The sample size was determined using PASS based on the results from the pilot study on 20 children (6 excluded). A group sample size of 19 each (allocation ratio 1:1) was required to achieve 80% power to detect a difference of −24.0 in SBP with standard deviations of 24.0 and 27.0 and with a significance level (alpha) of 0.05 using a two-sided two-sample t-test (equal variance not assumed). Hence, 60 children were recruited.
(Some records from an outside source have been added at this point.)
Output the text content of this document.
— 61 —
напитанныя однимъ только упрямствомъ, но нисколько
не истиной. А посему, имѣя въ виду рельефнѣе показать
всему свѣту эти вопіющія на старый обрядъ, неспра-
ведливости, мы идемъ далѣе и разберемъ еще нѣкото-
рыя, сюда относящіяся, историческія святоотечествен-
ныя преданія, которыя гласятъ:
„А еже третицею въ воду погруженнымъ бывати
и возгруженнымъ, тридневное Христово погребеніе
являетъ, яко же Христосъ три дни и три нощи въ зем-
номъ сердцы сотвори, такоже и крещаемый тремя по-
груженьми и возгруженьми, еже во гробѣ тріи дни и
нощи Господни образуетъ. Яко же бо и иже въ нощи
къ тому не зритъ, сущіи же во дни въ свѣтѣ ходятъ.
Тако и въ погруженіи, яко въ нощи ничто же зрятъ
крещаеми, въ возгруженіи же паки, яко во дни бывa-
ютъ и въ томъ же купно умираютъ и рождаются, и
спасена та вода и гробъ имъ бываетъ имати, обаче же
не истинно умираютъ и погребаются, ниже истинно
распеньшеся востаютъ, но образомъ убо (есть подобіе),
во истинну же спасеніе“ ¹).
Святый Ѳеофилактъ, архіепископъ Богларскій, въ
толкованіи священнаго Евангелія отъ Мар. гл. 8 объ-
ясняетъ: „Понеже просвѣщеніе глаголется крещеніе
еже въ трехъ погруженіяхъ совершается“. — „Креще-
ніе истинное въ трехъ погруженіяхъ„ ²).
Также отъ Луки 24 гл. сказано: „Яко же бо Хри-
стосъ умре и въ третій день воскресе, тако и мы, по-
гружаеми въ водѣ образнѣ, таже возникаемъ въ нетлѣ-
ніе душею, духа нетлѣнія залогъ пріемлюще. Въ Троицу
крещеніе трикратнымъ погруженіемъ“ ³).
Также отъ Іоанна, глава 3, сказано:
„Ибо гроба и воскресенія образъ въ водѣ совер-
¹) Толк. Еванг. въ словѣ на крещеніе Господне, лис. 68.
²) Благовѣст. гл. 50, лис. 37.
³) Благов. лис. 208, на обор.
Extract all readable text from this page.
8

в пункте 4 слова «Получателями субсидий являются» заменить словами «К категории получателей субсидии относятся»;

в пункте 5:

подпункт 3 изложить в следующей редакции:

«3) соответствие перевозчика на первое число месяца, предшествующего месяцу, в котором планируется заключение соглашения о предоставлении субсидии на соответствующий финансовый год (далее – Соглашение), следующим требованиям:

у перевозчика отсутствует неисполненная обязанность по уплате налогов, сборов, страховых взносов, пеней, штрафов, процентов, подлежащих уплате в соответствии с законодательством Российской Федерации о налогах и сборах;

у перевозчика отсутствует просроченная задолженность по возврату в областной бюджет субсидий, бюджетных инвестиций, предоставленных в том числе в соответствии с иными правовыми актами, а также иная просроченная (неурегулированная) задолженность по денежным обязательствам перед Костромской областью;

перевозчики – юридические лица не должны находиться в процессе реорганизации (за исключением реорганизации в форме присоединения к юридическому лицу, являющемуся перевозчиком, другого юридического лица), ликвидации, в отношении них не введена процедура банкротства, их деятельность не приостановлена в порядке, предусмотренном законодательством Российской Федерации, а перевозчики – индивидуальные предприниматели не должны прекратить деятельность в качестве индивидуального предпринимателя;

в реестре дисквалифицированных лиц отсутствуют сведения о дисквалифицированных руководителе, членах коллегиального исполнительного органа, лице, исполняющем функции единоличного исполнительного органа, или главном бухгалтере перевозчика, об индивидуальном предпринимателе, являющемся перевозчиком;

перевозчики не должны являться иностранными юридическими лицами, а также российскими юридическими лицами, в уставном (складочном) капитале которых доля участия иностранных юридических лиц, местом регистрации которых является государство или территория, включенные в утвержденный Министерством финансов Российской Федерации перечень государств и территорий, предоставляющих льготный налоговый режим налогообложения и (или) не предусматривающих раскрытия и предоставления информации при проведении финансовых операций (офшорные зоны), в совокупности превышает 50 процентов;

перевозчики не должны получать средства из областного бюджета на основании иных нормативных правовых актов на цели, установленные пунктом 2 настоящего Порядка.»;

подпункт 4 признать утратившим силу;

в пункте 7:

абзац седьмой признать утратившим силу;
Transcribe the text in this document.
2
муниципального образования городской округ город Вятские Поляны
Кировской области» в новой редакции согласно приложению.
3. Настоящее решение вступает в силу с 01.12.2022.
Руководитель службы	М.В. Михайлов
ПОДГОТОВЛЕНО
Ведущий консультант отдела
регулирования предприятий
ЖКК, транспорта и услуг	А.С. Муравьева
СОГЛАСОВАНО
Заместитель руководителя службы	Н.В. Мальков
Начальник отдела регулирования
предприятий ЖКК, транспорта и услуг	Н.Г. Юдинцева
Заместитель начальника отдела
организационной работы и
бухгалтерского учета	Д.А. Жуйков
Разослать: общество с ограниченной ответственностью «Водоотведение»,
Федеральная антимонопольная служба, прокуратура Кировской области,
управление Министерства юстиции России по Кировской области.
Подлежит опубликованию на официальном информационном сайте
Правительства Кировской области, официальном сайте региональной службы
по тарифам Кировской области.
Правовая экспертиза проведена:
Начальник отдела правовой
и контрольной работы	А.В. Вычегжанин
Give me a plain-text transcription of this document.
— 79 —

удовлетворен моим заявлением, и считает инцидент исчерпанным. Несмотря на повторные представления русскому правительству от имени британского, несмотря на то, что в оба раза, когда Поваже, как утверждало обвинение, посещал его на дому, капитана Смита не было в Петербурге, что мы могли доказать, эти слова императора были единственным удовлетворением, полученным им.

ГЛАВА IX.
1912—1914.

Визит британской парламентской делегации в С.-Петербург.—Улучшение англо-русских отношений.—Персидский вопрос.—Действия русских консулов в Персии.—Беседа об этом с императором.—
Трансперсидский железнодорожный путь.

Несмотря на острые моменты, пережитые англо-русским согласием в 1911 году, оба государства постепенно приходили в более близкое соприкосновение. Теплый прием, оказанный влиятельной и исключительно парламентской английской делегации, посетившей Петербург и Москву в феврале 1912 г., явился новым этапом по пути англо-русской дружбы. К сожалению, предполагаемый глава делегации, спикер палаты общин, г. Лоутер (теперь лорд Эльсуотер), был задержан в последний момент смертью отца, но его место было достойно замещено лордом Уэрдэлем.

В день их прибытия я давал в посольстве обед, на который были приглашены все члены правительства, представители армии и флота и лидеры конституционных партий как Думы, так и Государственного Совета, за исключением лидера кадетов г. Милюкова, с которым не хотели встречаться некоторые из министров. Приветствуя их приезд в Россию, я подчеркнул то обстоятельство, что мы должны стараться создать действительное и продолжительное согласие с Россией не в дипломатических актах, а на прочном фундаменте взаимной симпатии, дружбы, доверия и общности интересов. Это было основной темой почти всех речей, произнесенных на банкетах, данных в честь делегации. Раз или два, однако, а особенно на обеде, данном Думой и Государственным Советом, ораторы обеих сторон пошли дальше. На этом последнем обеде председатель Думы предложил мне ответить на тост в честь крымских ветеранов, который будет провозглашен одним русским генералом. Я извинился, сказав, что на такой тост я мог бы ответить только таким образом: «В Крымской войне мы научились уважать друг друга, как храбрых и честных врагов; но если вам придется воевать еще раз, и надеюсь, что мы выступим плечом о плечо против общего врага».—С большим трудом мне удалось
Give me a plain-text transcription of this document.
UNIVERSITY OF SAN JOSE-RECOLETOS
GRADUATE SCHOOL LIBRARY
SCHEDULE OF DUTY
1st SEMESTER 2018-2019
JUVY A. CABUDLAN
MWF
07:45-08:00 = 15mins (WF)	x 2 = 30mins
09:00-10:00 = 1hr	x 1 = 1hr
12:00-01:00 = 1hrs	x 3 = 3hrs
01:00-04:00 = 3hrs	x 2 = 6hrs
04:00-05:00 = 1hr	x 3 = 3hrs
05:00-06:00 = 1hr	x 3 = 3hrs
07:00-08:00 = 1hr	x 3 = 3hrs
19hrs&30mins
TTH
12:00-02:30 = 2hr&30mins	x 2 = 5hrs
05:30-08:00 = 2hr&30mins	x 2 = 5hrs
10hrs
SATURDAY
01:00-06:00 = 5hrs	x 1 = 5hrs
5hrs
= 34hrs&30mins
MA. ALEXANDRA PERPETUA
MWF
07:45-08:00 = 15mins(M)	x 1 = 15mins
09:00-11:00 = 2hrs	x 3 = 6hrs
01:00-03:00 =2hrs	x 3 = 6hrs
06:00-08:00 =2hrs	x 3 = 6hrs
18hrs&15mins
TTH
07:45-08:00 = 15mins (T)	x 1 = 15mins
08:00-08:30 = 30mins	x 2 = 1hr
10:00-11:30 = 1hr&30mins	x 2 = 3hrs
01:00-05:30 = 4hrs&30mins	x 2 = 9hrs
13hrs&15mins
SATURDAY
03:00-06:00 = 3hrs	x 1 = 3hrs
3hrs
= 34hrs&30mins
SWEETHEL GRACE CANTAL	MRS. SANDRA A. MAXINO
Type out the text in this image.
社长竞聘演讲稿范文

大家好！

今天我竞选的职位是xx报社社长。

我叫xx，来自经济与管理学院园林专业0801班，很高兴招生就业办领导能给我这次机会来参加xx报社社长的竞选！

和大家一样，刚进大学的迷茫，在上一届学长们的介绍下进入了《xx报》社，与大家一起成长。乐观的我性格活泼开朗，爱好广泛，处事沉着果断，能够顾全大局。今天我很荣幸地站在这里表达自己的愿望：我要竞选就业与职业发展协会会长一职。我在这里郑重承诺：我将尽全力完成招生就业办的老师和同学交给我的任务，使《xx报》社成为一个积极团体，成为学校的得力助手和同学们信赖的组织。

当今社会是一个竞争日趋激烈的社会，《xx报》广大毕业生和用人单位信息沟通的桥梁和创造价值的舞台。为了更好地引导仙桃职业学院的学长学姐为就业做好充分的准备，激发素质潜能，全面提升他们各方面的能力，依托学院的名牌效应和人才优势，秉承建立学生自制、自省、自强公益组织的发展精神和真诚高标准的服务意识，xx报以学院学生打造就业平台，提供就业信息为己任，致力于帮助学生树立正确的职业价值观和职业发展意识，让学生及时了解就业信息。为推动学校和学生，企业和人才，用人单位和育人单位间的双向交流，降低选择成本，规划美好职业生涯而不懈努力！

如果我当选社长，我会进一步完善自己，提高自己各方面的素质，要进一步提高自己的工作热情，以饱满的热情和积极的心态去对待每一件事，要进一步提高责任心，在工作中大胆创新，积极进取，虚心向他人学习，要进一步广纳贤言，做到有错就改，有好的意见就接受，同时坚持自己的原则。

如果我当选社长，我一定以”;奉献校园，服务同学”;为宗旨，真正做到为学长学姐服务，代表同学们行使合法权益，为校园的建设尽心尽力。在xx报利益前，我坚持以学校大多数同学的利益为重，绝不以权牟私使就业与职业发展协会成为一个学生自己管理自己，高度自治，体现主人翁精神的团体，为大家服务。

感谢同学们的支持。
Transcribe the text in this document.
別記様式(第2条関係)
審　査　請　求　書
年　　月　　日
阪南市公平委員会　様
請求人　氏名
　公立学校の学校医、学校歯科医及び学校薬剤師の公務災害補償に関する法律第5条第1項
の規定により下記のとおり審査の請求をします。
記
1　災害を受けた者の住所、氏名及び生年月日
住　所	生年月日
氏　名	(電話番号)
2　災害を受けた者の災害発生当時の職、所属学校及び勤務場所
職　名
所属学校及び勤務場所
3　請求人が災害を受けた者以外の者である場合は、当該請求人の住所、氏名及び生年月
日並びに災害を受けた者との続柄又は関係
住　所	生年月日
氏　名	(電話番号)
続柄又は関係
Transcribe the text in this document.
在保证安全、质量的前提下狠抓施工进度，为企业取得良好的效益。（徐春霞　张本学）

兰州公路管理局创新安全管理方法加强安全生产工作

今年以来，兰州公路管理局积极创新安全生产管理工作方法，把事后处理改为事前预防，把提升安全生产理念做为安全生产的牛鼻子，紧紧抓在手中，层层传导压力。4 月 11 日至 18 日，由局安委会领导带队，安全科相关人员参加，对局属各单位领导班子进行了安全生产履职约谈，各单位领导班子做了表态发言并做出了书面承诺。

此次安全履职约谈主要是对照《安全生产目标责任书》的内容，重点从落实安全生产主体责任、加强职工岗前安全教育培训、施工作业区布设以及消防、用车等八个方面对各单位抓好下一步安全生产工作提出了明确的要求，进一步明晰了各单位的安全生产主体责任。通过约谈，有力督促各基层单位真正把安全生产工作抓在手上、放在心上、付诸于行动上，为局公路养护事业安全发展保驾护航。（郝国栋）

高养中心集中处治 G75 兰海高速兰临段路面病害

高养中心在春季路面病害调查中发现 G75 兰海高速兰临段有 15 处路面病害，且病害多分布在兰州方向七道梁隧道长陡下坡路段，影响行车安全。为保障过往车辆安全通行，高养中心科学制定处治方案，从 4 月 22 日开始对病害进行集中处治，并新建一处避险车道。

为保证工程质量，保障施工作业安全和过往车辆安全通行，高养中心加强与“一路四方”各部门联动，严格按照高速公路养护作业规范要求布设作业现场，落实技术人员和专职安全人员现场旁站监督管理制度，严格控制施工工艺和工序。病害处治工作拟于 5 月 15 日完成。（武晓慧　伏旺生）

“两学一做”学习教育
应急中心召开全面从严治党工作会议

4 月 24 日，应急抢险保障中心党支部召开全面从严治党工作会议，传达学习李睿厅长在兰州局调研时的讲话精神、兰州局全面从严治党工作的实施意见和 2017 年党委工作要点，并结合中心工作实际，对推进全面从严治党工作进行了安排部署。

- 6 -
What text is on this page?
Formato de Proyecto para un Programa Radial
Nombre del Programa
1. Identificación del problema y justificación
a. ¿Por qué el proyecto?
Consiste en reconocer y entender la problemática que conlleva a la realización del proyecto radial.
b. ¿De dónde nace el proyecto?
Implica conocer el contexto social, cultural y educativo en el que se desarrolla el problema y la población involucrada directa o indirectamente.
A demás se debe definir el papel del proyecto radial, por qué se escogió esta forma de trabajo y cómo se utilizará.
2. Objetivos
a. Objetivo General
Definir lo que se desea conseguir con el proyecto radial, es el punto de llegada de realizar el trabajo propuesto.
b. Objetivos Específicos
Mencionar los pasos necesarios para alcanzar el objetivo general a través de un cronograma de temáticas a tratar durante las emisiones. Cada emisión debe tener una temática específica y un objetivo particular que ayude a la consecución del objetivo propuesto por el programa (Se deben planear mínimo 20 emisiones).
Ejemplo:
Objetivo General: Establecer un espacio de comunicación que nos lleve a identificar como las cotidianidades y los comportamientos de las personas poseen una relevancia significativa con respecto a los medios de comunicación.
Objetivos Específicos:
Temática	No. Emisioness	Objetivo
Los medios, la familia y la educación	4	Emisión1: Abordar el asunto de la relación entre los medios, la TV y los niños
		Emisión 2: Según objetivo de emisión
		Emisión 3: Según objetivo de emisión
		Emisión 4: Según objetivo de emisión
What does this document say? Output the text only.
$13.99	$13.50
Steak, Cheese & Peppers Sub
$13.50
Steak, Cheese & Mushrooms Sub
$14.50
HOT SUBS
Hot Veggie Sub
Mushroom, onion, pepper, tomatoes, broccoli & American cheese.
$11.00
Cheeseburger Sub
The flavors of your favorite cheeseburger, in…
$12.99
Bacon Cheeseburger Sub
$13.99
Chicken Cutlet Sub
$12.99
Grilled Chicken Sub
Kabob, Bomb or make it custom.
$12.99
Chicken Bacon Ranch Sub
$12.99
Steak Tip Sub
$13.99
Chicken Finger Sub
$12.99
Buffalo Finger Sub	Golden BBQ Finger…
The statistical analysis was performed using SPSS Statistics for Windows, Version 17.0, Chicago, SPSS Inc. The normality of the data was tested using two-sample Kolmogorov-Smirnov Z. The normally distributed continuous data were described as mean and 95% confidence interval for mean (95% CI), as median with interquartile range (IQR) when the distribution was not normal, and categorical data are expressed as number with percentage. The continuous variables were compared between the groups using independent sample t-test for data distributed normally and nonparametric Mann-Whitney U-test when skewed, and categorical data were compared using Chi-square test and fishers exact test when the expected cell value of >50% of the cells was <5. The changes in the hemodynamics from baseline within groups were analyzed using ANOVA for repeated variables and post-hoc Dunnett test was performed with baseline as control. A two-sided P < 0.05 was considered as statistically significant for all tests.
| Results|| |
Sixty patients were recruited for the study. Fifteen patients were excluded after initial inclusion and data of 24 patients from group ISO and 21 patients from group SEVO were analyzed [Figure 1]. There was no significant difference in the demographic data and baseline hemodynamics between the groups [Table 1]. [Figure 2]a-d shows the hemodynamic responses to adrenaline infiltration. There was no significant change in HR from baseline, and the response was comparable between the two groups. The SBP, DBP, and MAP increased from baseline in both the groups but the blood pressure in SEVO group was significantly greater than ISO group [Figure 2]. The percentage change from baseline was comparable between the groups [Table 2]. The change was significantly greater in SEVO group than ISO at 2 and 3 min after infiltration. The maximum change in HR from baseline (group ISO median 10.9% (IQR 4.5-23.0) vs. group SEVO 26.5% (11.9-44.6)) was comparable in both the groups (P = 0.169). The maximum change in SBP was significantly greater in group SEVO than group ISO (42.8% (IQR 20.0-60.9) vs. 26.0% (11.3-44.5), P = 0.04). The number of patients with more than 20% change in HR from the baseline was comparable between the groups. The incidence of significant change (>20% of baseline) of SBP, DBP and MAP was significantly greater in group SEVO after infiltration and 1 min and 2 min at the end of infiltration [Figure 3]a-d. There were no arrhythmias in both the groups. The bleeding from the surgical field was similar in both the groups.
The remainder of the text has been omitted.